ISLAMABAD: Ministry of Foreign Affairs (MoFA) has proposed to re-export within two months the luxury vehicles that were seized by Customs Intelligence during a raid on Redco Textile Mill owned by former senator Saifur Rehman.
According to the details, the ministry has proposed that it may give a period of two months to the Qatari Embassy to re-export the vehicles back to Qatar, keeping in view both the country’s bilateral relations.
In its submitted reply to Customs (Adjudication), MoFA stated that Pakistan Customs Tariff (PCT) code 9905 allowed duty-free imports for personal effects and vehicles for the projects undertaken by the dignitaries listed in PCT 9905.
MoFA issues exemption certificates for duty-free imports of personal effects and vehicles of the listed dignitaries, however, the ministry does not mention PCT code in the exemption certificate.

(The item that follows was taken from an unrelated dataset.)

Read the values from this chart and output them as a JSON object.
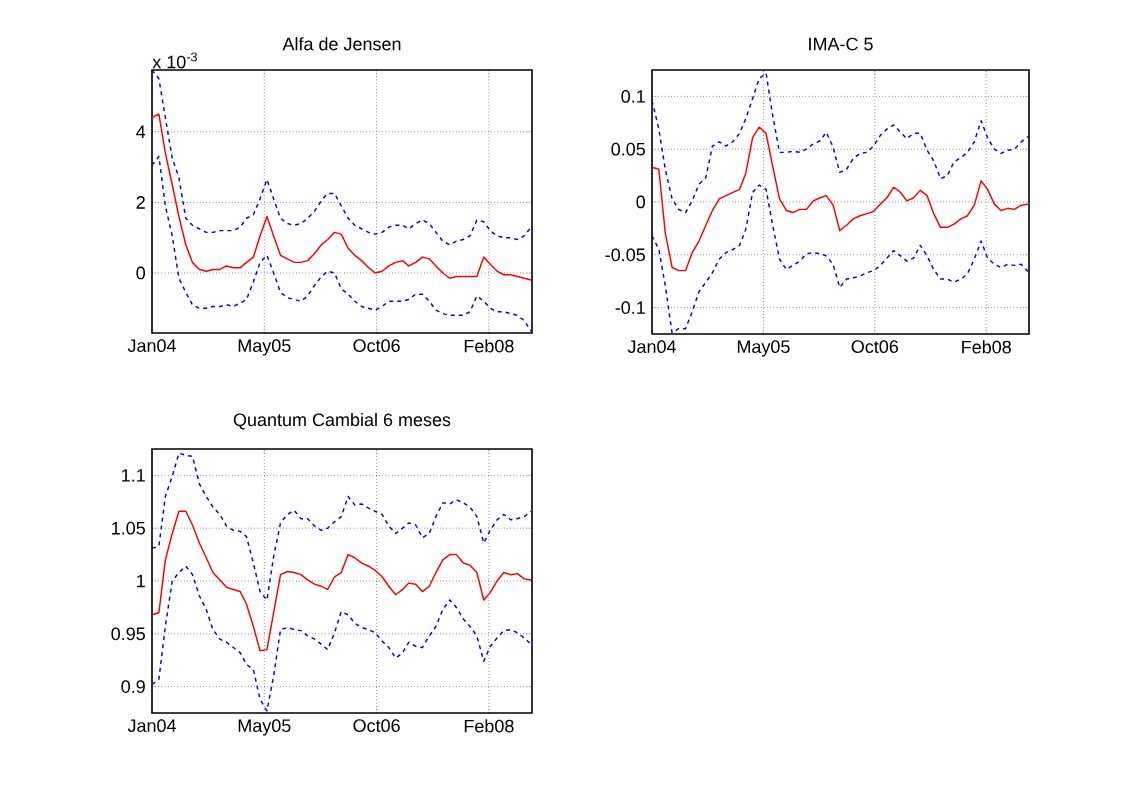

It is pertinent to mention here that under 9905, the government has allowed 14 dignitaries of UAE and eight of Qatar to import household articles and personal effects, including vehicles and goods for donation to projects established in Pakistan, subject to the given conditions.
Besides this, MoFA stated in its reply that in terms of PCT 9905, it can also recommend duty-free import of vehicles and cargo for the dignitaries not listed in the said list.
“Since PCT 9905 does not restrict the number of vehicles to be imported and the time duration too, some of the vehicles imported under this code are stationed in Pakistan since long.”
The 21 vehicles under question were imported after an approval from the competent authority. There is no discrepancy involved in the duty-free import of the vehicles and later in 2016; the name of the dignitary was also included in the list of PCT 9905.
It is worth mentioning here that the issue of Qatar vehicles surfaced in September 2018 when Customs Intelligence seized more than 20 luxury vehicles from Redco Textile Mill situated in the outskirts of Islamabad.
The Customs Intelligence had informed the FBR chairman that MoFA has not only issued illegal and incomplete exemption certificates, but details of the diplomatic mission were intentionally left blank and customs officials eventually cleared the vehicles on these exemption certificates.
Earlier, MoFA had kept mum on the matter and it is the first time that it has made a statement on the matter.
When contacted, MoFA spokesperson Dr Faisal said that he would update the scribe after speaking to the officer concerned, however, no other response was received till the filing of this report.
Customs Intelligence director general, on the other hand, told Pakistan Today that MoFA had only proposed to re-export but the procedure to do so was not clear. “The matter is in court and the vehicles can only be exported if the parliament brings in a new law on this matter.”